Kitaba gelicek olursak , ilk başlarda bir aşk hikayesi gibi başlayıp sonrasında yan karakterlerin hikayelerine dönen kitap sona doğru yine ilk başta ki aşk hikayesine bağlandı ama mutlu bitmedi gerçi kitapta "mutluluğa" dair pek bir şey yok diyebilirim.Bütün karakterlerin acı dolu geçmişleri ve anladığım kadarıyla da gelecekleri var.Ben genelde in,cin korku hikayelerini oldukça seviyorum ama bu kitaba yerleştiriliş şeklini pek beğenmedim açıkçası bana çok yüzeysel geçilmiş gibi geldi yazar bu eleştiriye de toplantı da aslında cevap verdi "kitabı yazarken amacının zaten fantastik bir kitap yazmak olmadığını sadece küçüklüğünde anneannesinden duyduğu korku hikayelerini bu küçük kasaba romanında yan karakterlerin hikayesin de kullanmak istediğini" belirtti.Kitabı okumadan önce kafamda kitapla ilgili daha farklı şeyler vardı açıkçası ama okurken daha farklı bir kitapla karşılaştım bence kitap kendini okutuyor sonuna kadar bu önemli bir faktör benim için ama aklımda kalıcak olan kalıcı bir kitap olacak mı orasını pek sanmıyorum :)

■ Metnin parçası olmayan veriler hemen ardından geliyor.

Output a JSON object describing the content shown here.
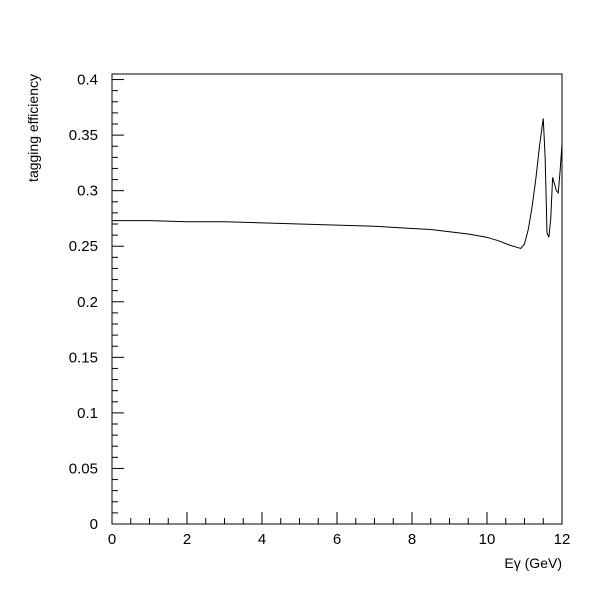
{
  "chart_data": {
    "type": "line",
    "title": "",
    "xlabel": "Eγ (GeV)",
    "ylabel": "tagging efficiency",
    "xlim": [
      0,
      12
    ],
    "ylim": [
      0,
      0.405
    ],
    "x_ticks": [
      "0",
      "2",
      "4",
      "6",
      "8",
      "10",
      "12"
    ],
    "y_ticks": [
      "0",
      "0.05",
      "0.1",
      "0.15",
      "0.2",
      "0.25",
      "0.3",
      "0.35",
      "0.4"
    ],
    "grid": false,
    "legend": "none",
    "line_color": "#000000",
    "series": [
      {
        "x": [
          0,
          1,
          2,
          3,
          4,
          5,
          6,
          7,
          8,
          8.5,
          9,
          9.5,
          10,
          10.3,
          10.6,
          10.8,
          10.9,
          11.0,
          11.1,
          11.2,
          11.3,
          11.4,
          11.5,
          11.55,
          11.6,
          11.65,
          11.7,
          11.75,
          11.8,
          11.85,
          11.9,
          11.95,
          12.0
        ],
        "y": [
          0.273,
          0.273,
          0.272,
          0.272,
          0.271,
          0.27,
          0.269,
          0.268,
          0.266,
          0.265,
          0.263,
          0.261,
          0.258,
          0.255,
          0.251,
          0.249,
          0.248,
          0.252,
          0.265,
          0.285,
          0.31,
          0.34,
          0.365,
          0.33,
          0.262,
          0.258,
          0.275,
          0.312,
          0.306,
          0.3,
          0.298,
          0.318,
          0.342
        ]
      }
    ]
  }
}
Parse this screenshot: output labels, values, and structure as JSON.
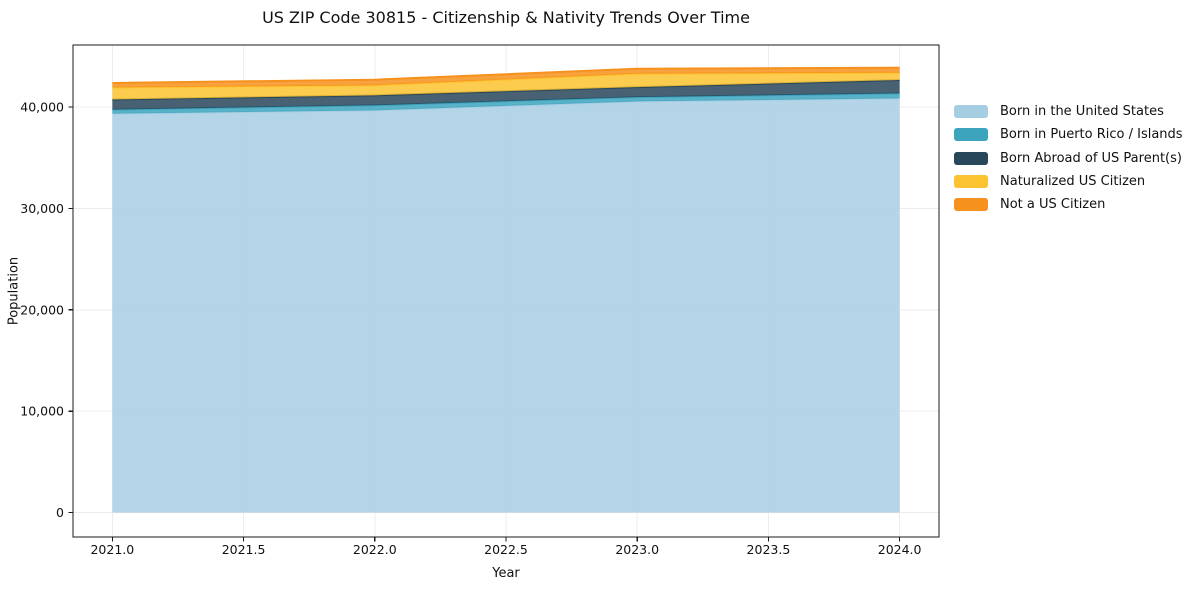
{
  "chart_data": {
    "type": "area",
    "stacked": true,
    "title": "US ZIP Code 30815 - Citizenship & Nativity Trends Over Time",
    "xlabel": "Year",
    "ylabel": "Population",
    "x": [
      2021,
      2022,
      2023,
      2024
    ],
    "series": [
      {
        "name": "Born in the United States",
        "color": "#a6cee3",
        "values": [
          39330,
          39660,
          40540,
          40835
        ]
      },
      {
        "name": "Born in Puerto Rico / Islands",
        "color": "#3ca4bd",
        "values": [
          400,
          500,
          420,
          500
        ]
      },
      {
        "name": "Born Abroad of US Parent(s)",
        "color": "#29475a",
        "values": [
          1000,
          980,
          990,
          1310
        ]
      },
      {
        "name": "Naturalized US Citizen",
        "color": "#fcc330",
        "values": [
          1180,
          985,
          1320,
          725
        ]
      },
      {
        "name": "Not a US Citizen",
        "color": "#f7911d",
        "values": [
          450,
          555,
          490,
          490
        ]
      }
    ],
    "x_tick_values": [
      2021.0,
      2021.5,
      2022.0,
      2022.5,
      2023.0,
      2023.5,
      2024.0
    ],
    "x_tick_labels": [
      "2021.0",
      "2021.5",
      "2022.0",
      "2022.5",
      "2023.0",
      "2023.5",
      "2024.0"
    ],
    "y_tick_values": [
      0,
      10000,
      20000,
      30000,
      40000
    ],
    "y_tick_labels": [
      "0",
      "10,000",
      "20,000",
      "30,000",
      "40,000"
    ],
    "xlim": [
      2020.85,
      2024.15
    ],
    "ylim": [
      -2400,
      46100
    ],
    "grid": true,
    "legend_position": "right",
    "colors": {
      "background": "#ffffff",
      "grid": "#ededed",
      "axis": "#1a1a1a",
      "text": "#111111"
    }
  }
}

Hayalle gerçeğin arasına sıkışıp kalmış metruk bir ev…
Balıkçıların gözyaşlarıyla beslenmeyi alışkanlık haline getirmiş bir deniz ve sonbaharda sarhoş bir kasaba…
Feryat’la Hazan’ın aşkı etrafında kasabalıların, balıkçıların, güzelliğini lanet gibi boynunda taşıyanların, sadece ölmek için içenlerin ve kaybedenlerin öyküsünü anlatıyor Sonbaharda Sarhoş Bir Kasaba.
Ansızın kabaran denizin karanlık suları, denizkızlarının ardı sıra gidip telef olan balıkçıların ruhları ve kanlı bir lanet dolduruyor bütün sokakları. Sonbaharda Sarhoş Bir Kasaba, dünyanın tam ortasında ama ondan kopuk bir kasabanın hüznünü taşıyor okura.